CHICAGO — The other day I called Kyle Stong and asked if I could come over to his house and listen to “The Dark Side of the Moon” with him. It was like I was in junior high again. Except, I didn’t know him and he didn’t know me. But the album turned 50 years old this month, and I didn’t want to celebrate alone. Plus, Stong is co-founder of Think Floyd USA, a venerable, nine-piece Chicago-based Pink Floyd tribute act. They’ve been doing it for 19 years, about as long as the brain trust of Pink Floyd remained intact.
Stong was surprised at my call, but said, “Uh, yeah … OK.”
Then added: “I mean, every time I listen to ‘Dark Side,’ I do hear something new.”
Kyle Stong, who does triple time as a working musician, moonlighting in Santana and Grateful Dead tribute bands, is a central-casting image of a benign ex-hippie. He even lives in one of those long-standing bastions of former hippies, Rogers Park. He greeted me in a Think Floyd USA T-shirt and Dead sweatpants with the dancing bear logo on the legs. At 68, wispy curtains of white hair hang beside a mostly bald head. He led me into a keyboard/computer/management office (he’s also Think Floyd USA’s manager). On the wall was a poster from a Think Floyd USA show at Park West, Pink Floyd memorabilia and an assortment of original Looney Tunes animation cells. There are also several keyboards, the stale smell of cigarettes, and both Cubs and White Sox bobbleheads, which betray his background — he didn’t grow up in Chicago.

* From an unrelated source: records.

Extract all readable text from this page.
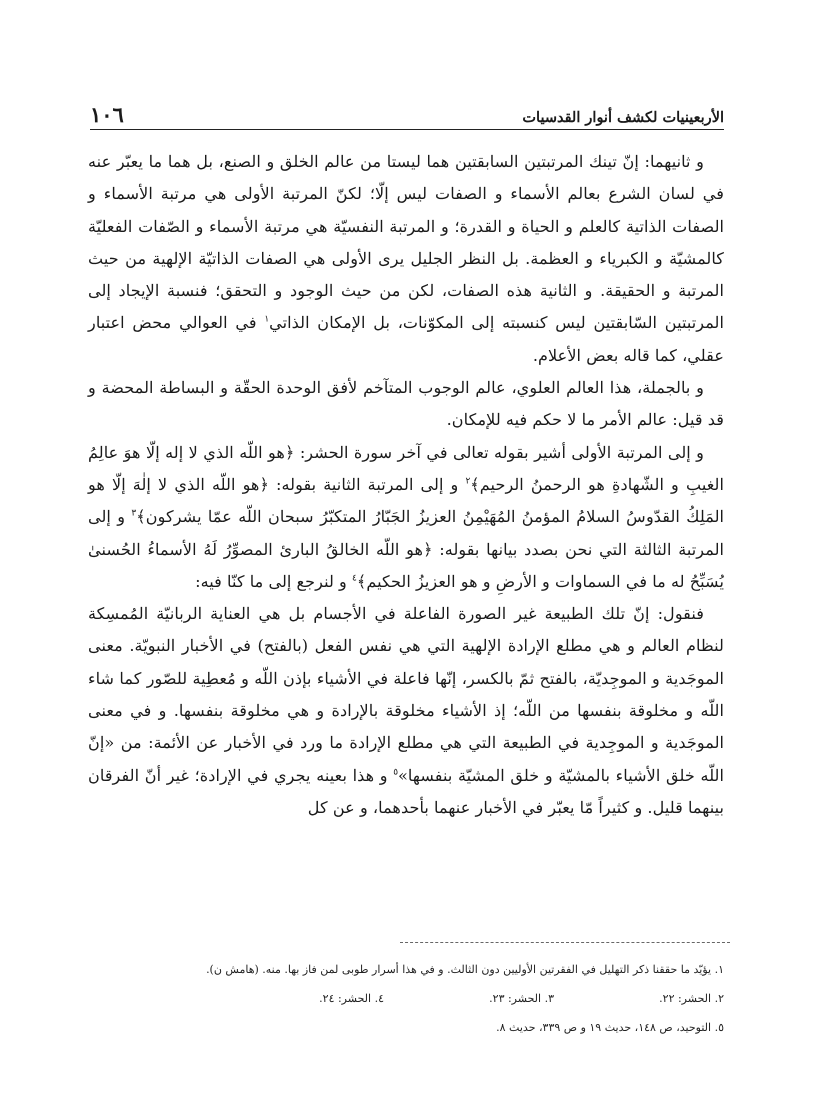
الأربعينيات لكشف أنوار القدسيات
١٠٦

و ثانيهما: إنّ تينك المرتبتين السابقتين هما ليستا من عالم الخلق و الصنع، بل هما ما يعبّر عنه في لسان الشرع بعالم الأسماء و الصفات ليس إلّا؛ لكنّ المرتبة الأولى هي مرتبة الأسماء و الصفات الذاتية كالعلم و الحياة و القدرة؛ و المرتبة النفسيّة هي مرتبة الأسماء و الصّفات الفعليّة كالمشيّة و الكبرياء و العظمة. بل النظر الجليل يرى الأولى هي الصفات الذاتيّة الإلهية من حيث المرتبة و الحقيقة. و الثانية هذه الصفات، لكن من حيث الوجود و التحقق؛ فنسبة الإيجاد إلى المرتبتين السّابقتين ليس كنسبته إلى المكوّنات، بل الإمكان الذاتي$^١$ في العوالي محض اعتبار عقلي، كما قاله بعض الأعلام.

و بالجملة، هذا العالم العلوي، عالم الوجوب المتآخم لأفق الوحدة الحقّة و البساطة المحضة و قد قيل: عالم الأمر ما لا حكم فيه للإمكان.

و إلى المرتبة الأولى أشير بقوله تعالى في آخر سورة الحشر: ﴿هو اللّه الذي لا إله إلّا هوَ عالِمُ الغيبِ و الشّهادةِ هو الرحمنُ الرحيم﴾$^٢$ و إلى المرتبة الثانية بقوله: ﴿هو اللّه الذي لا إلٰهَ إلّا هو المَلِكُ القدّوسُ السلامُ المؤمنُ المُهَيْمِنُ العزيزُ الجَبّارُ المتكبّرُ سبحان اللّه عمّا يشركون﴾$^٣$ و إلى المرتبة الثالثة التي نحن بصدد بيانها بقوله: ﴿هو اللّه الخالقُ البارئ المصوِّرُ لَهُ الأسماءُ الحُسنىٰ يُسَبِّحُ له ما في السماوات و الأرضِ و هو العزيزُ الحكيم﴾$^٤$ و لنرجع إلى ما كنّا فيه:

فنقول: إنّ تلك الطبيعة غير الصورة الفاعلة في الأجسام بل هي العناية الربانيّة المُمسِكة لنظام العالم و هي مطلع الإرادة الإلهية التي هي نفس الفعل (بالفتح) في الأخبار النبويّة. معنى الموجَدية و الموجِديّة، بالفتح ثمّ بالكسر، إنّها فاعلة في الأشياء بإذن اللّه و مُعطِية للصّور كما شاء اللّه و مخلوقة بنفسها من اللّه؛ إذ الأشياء مخلوقة بالإرادة و هي مخلوقة بنفسها. و في معنى الموجَدية و الموجِدية في الطبيعة التي هي مطلع الإرادة ما ورد في الأخبار عن الأئمة: من «إنّ اللّه خلق الأشياء بالمشيّة و خلق المشيّة بنفسها»$^٥$ و هذا بعينه يجري في الإرادة؛ غير أنّ الفرقان بينهما قليل. و كثيراً مّا يعبّر في الأخبار عنهما بأحدهما، و عن كل

١. يؤيّد ما حققنا ذكر التهليل في الفقرتين الأوليين دون الثالث. و في هذا أسرار طوبى لمن فاز بها. منه. (هامش ن).
٢. الحشر: ٢٢.
٣. الحشر: ٢٣.
٤. الحشر: ٢٤.
٥. التوحيد، ص ١٤٨، حديث ١٩ و ص ٣٣٩، حديث ٨.
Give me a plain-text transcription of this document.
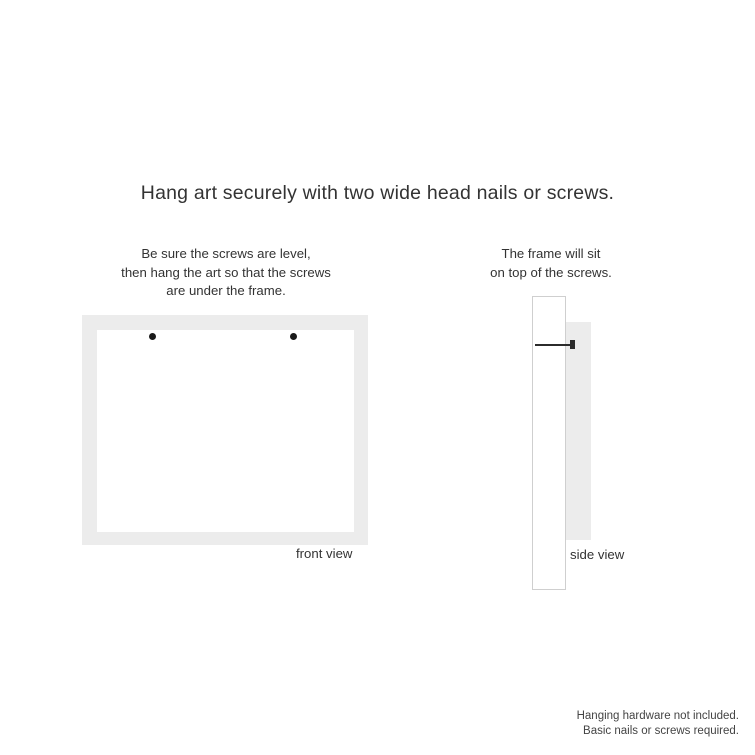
Hang art securely with two wide head nails or screws.
Be sure the screws are level,
then hang the art so that the screws
are under the frame.
The frame will sit
on top of the screws.
front view	side view
Hanging hardware not included.
Basic nails or screws required.
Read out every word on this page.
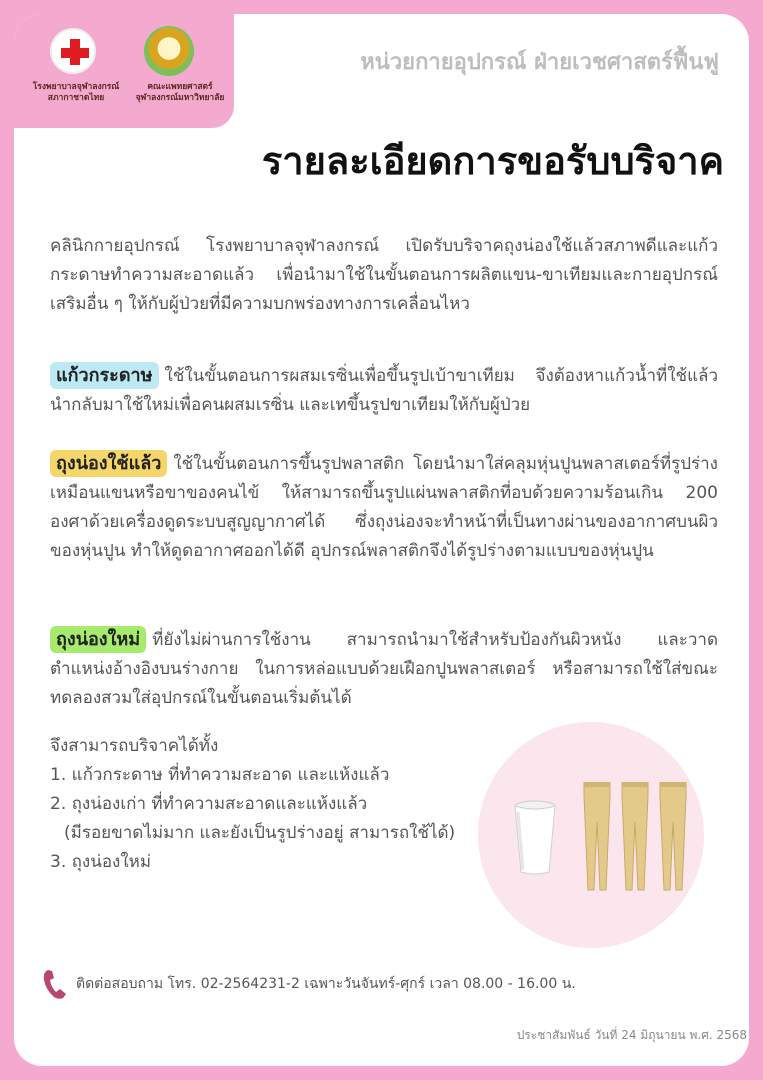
โรงพยาบาลจุฬาลงกรณ์ สภากาชาดไทย
คณะแพทยศาสตร์ จุฬาลงกรณ์มหาวิทยาลัย
หน่วยกายอุปกรณ์ ฝ่ายเวชศาสตร์ฟื้นฟู
รายละเอียดการขอรับบริจาค

คลินิกกายอุปกรณ์ โรงพยาบาลจุฬาลงกรณ์ เปิดรับบริจาคถุงน่องใช้แล้วสภาพดีและแก้วกระดาษทำความสะอาดแล้ว เพื่อนำมาใช้ในขั้นตอนการผลิตแขน-ขาเทียมและกายอุปกรณ์เสริมอื่น ๆ ให้กับผู้ป่วยที่มีความบกพร่องทางการเคลื่อนไหว

แก้วกระดาษ ใช้ในขั้นตอนการผสมเรซิ่นเพื่อขึ้นรูปเบ้าขาเทียม จึงต้องหาแก้วน้ำที่ใช้แล้ว นำกลับมาใช้ใหม่เพื่อคนผสมเรซิ่น และเทขึ้นรูปขาเทียมให้กับผู้ป่วย

ถุงน่องใช้แล้ว ใช้ในขั้นตอนการขึ้นรูปพลาสติก โดยนำมาใส่คลุมหุ่นปูนพลาสเตอร์ที่รูปร่างเหมือนแขนหรือขาของคนไข้ ให้สามารถขึ้นรูปแผ่นพลาสติกที่อบด้วยความร้อนเกิน 200 องศาด้วยเครื่องดูดระบบสูญญากาศได้ ซึ่งถุงน่องจะทำหน้าที่เป็นทางผ่านของอากาศบนผิวของหุ่นปูน ทำให้ดูดอากาศออกได้ดี อุปกรณ์พลาสติกจึงได้รูปร่างตามแบบของหุ่นปูน

ถุงน่องใหม่ ที่ยังไม่ผ่านการใช้งาน สามารถนำมาใช้สำหรับป้องกันผิวหนัง และวาดตำแหน่งอ้างอิงบนร่างกาย ในการหล่อแบบด้วยเฝือกปูนพลาสเตอร์ หรือสามารถใช้ใส่ขณะทดลองสวมใส่อุปกรณ์ในขั้นตอนเริ่มต้นได้

จึงสามารถบริจาคได้ทั้ง
1. แก้วกระดาษ ที่ทำความสะอาด และแห้งแล้ว
2. ถุงน่องเก่า ที่ทำความสะอาดและแห้งแล้ว
(มีรอยขาดไม่มาก และยังเป็นรูปร่างอยู่ สามารถใช้ได้)
3. ถุงน่องใหม่
ติดต่อสอบถาม โทร. 02-2564231-2 เฉพาะวันจันทร์-ศุกร์ เวลา 08.00 - 16.00 น.
ประชาสัมพันธ์ วันที่ 24 มิถุนายน พ.ศ. 2568
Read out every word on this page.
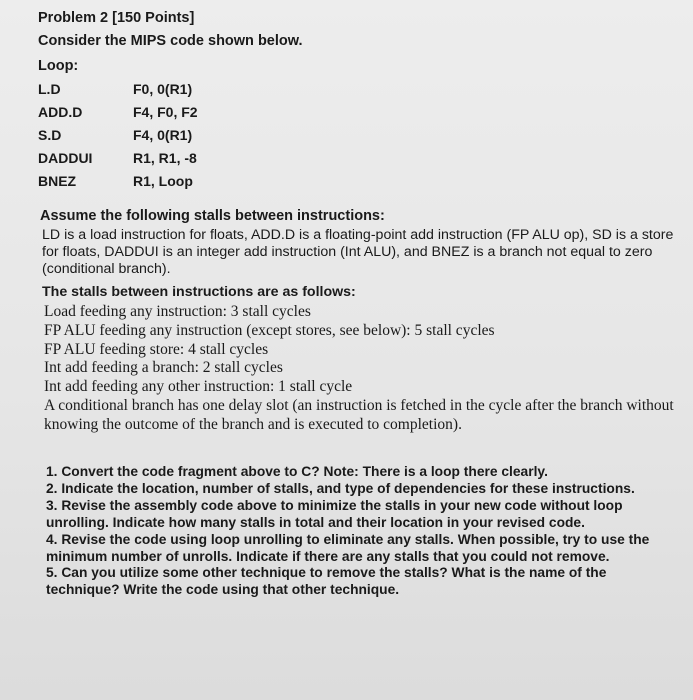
Problem 2 [150 Points]
Consider the MIPS code shown below.
Loop:
L.D	F0, 0(R1)
ADD.D	F4, F0, F2
S.D	F4, 0(R1)
DADDUI	R1, R1, -8
BNEZ	R1, Loop
Assume the following stalls between instructions:
LD is a load instruction for floats, ADD.D is a floating-point add instruction (FP ALU op), SD is a store for floats, DADDUI is an integer add instruction (Int ALU), and BNEZ is a branch not equal to zero (conditional branch).
The stalls between instructions are as follows:
Load feeding any instruction: 3 stall cycles
FP ALU feeding any instruction (except stores, see below): 5 stall cycles
FP ALU feeding store: 4 stall cycles
Int add feeding a branch: 2 stall cycles
Int add feeding any other instruction: 1 stall cycle
A conditional branch has one delay slot (an instruction is fetched in the cycle after the branch without knowing the outcome of the branch and is executed to completion).
1. Convert the code fragment above to C? Note: There is a loop there clearly.
2. Indicate the location, number of stalls, and type of dependencies for these instructions.
3. Revise the assembly code above to minimize the stalls in your new code without loop unrolling. Indicate how many stalls in total and their location in your revised code.
4. Revise the code using loop unrolling to eliminate any stalls. When possible, try to use the minimum number of unrolls. Indicate if there are any stalls that you could not remove.
5. Can you utilize some other technique to remove the stalls? What is the name of the technique? Write the code using that other technique.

He clicked on “The Dark Side of the Moon,” not using a turntable or CD player but the new old-fashioned way — on a computer. While he fiddled with the keyboard, I asked: Ever get sick of hearing Pink Floyd? He considered the question a moment, then said: “No, not really. I don’t think so, but you know, they can seem difficult to listen to sometimes.”